The property became vacant in December 2010, after the policyholders’ tenants were evicted for failure to pay rent. The water loss occurred the following month after a frozen sprinkler pipe in the building broke, causing substantial water damage.
Although Essex had started adjusting the loss—and even began paying on the loss—once it learned that the property had been vacant at the time of the loss, Essex refused to pay anything further. In response, the policyholders sued Essex for the unpaid benefits believed to be owed under the insurance policy.
The policyholders argued that the Change of Condition Endorsement at issue was ambiguous, and therefore had to be construed in favor of coverage. The endorsement at issue read as follows:
VACANCY OR UNOCCUPANCY Coverage under this policy is suspended while a described building, whether intended for occupancy by owner or tenant, is vacant or unoccupied beyond a period of sixty consecutive days, unless permission for such vacancy or unoccupancy is granted hereon in writing and an additional premium is paid for such vacancy or unoccupancy.
Effective at the inception of any vacancy or unoccupancy, the Causes of Loss provided by this policy are limited to Fire, Lightning, Explosion, Windstorm or Hail, Smoke, Aircraft or Vehicles, Riot or Civil Commotion, unless prior approval has been obtained from the Company.
The policyholders’ argument was that the endorsement could be read to exclude coverage for water damage only after a continuous 60-day vacancy. Given the ambiguity, the policyholders argued that the court needed to construe the policy in favor of coverage for the loss that occurred less than a month after the property had become vacant. Although the trial court agreed with the policyholders, neither the Court of Appeal nor the Washington Supreme Court did.

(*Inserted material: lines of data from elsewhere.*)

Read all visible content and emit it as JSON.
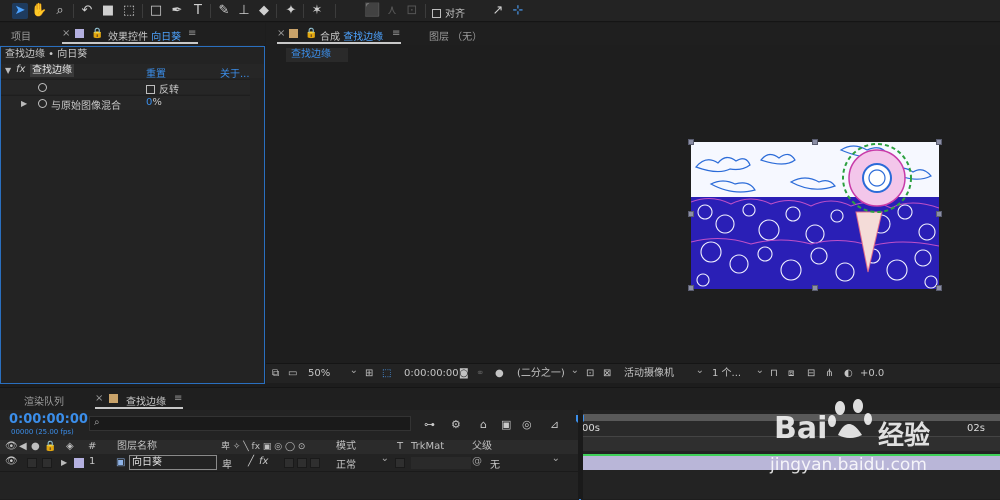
{
  "toolbar": {
    "align_label": "对齐"
  },
  "project_panel": {
    "tab_project": "项目",
    "tab_effects_prefix": "效果控件",
    "tab_effects_layer": "向日葵",
    "breadcrumb": "查找边缘 • 向日葵",
    "effect_name": "查找边缘",
    "reset": "重置",
    "about": "关于...",
    "fx_symbol": "fx",
    "invert_label": "反转",
    "blend_label": "与原始图像混合",
    "blend_value": "0",
    "blend_unit": "%"
  },
  "viewer": {
    "tab_comp_prefix": "合成",
    "tab_comp_name": "查找边缘",
    "tab_layer": "图层 （无）",
    "flow_tab": "查找边缘",
    "zoom": "50%",
    "timecode": "0:00:00:00",
    "resolution": "(二分之一)",
    "camera": "活动摄像机",
    "views": "1 个...",
    "exposure": "+0.0"
  },
  "timeline": {
    "tab_render": "渲染队列",
    "tab_comp": "查找边缘",
    "timecode": "0:00:00:00",
    "frame_info": "00000 (25.00 fps)",
    "search_placeholder": "",
    "ruler_start": "00s",
    "ruler_mark": "02s",
    "columns": {
      "hash": "#",
      "layer_name": "图层名称",
      "mode": "模式",
      "t": "T",
      "trkmat": "TrkMat",
      "parent": "父级"
    },
    "layer": {
      "number": "1",
      "name": "向日葵",
      "mode": "正常",
      "parent": "无"
    }
  },
  "watermark": {
    "brand": "Bai",
    "brand_cn": "经验",
    "url": "jingyan.baidu.com"
  },
  "colors": {
    "accent": "#3b8eea",
    "layer_label": "#b4b0e0",
    "track_green": "#3fd05a",
    "bar_lavender": "#b9b6d8"
  }
}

The Washington Supreme Court found that:
Reading the endorsement’s two paragraphs together, the average insured would understand that the endorsement alters the underlying insurance policy to the extent that when a building becomes vacant, the policy provides limited coverage and, after a 60 consecutive day vacancy, the policy provides no coverage.
The Washington Supreme Court found that because the endorsement did not provide coverage for water damage once the property became vacant, there was no coverage for the loss.
Although most insurance policies contain endorsements or exclusions for properties that have been unoccupied or vacant for more than 30 or 60 days, the impact of this endorsement was to preclude many typical property loss claims the moment less than 31 percent of the building was being rented or used for its customary operations.
This case serves an important reminder that policyholders need to review their insurance policies if/when the properties being insured are or may become vacant. This is especially important for policyholders who lease their insured property for residential or commercial purposes.
Here, the endorsement specified there would only be coverage for the specified losses ”unless prior approval has been obtained from the Company.” A simple request to the insurer for water damage loss or other types of loss when the policy was purchased may have avoided the uncovered loss. While the premium may have gone up a little, for someone in the business of leasing out property, doing so could have avoided a six figure uncovered loss.
1 Lui v. Essex Ins. Co., No. 91777-9, 2016 WL 3320769 (Wash. June 9, 2016).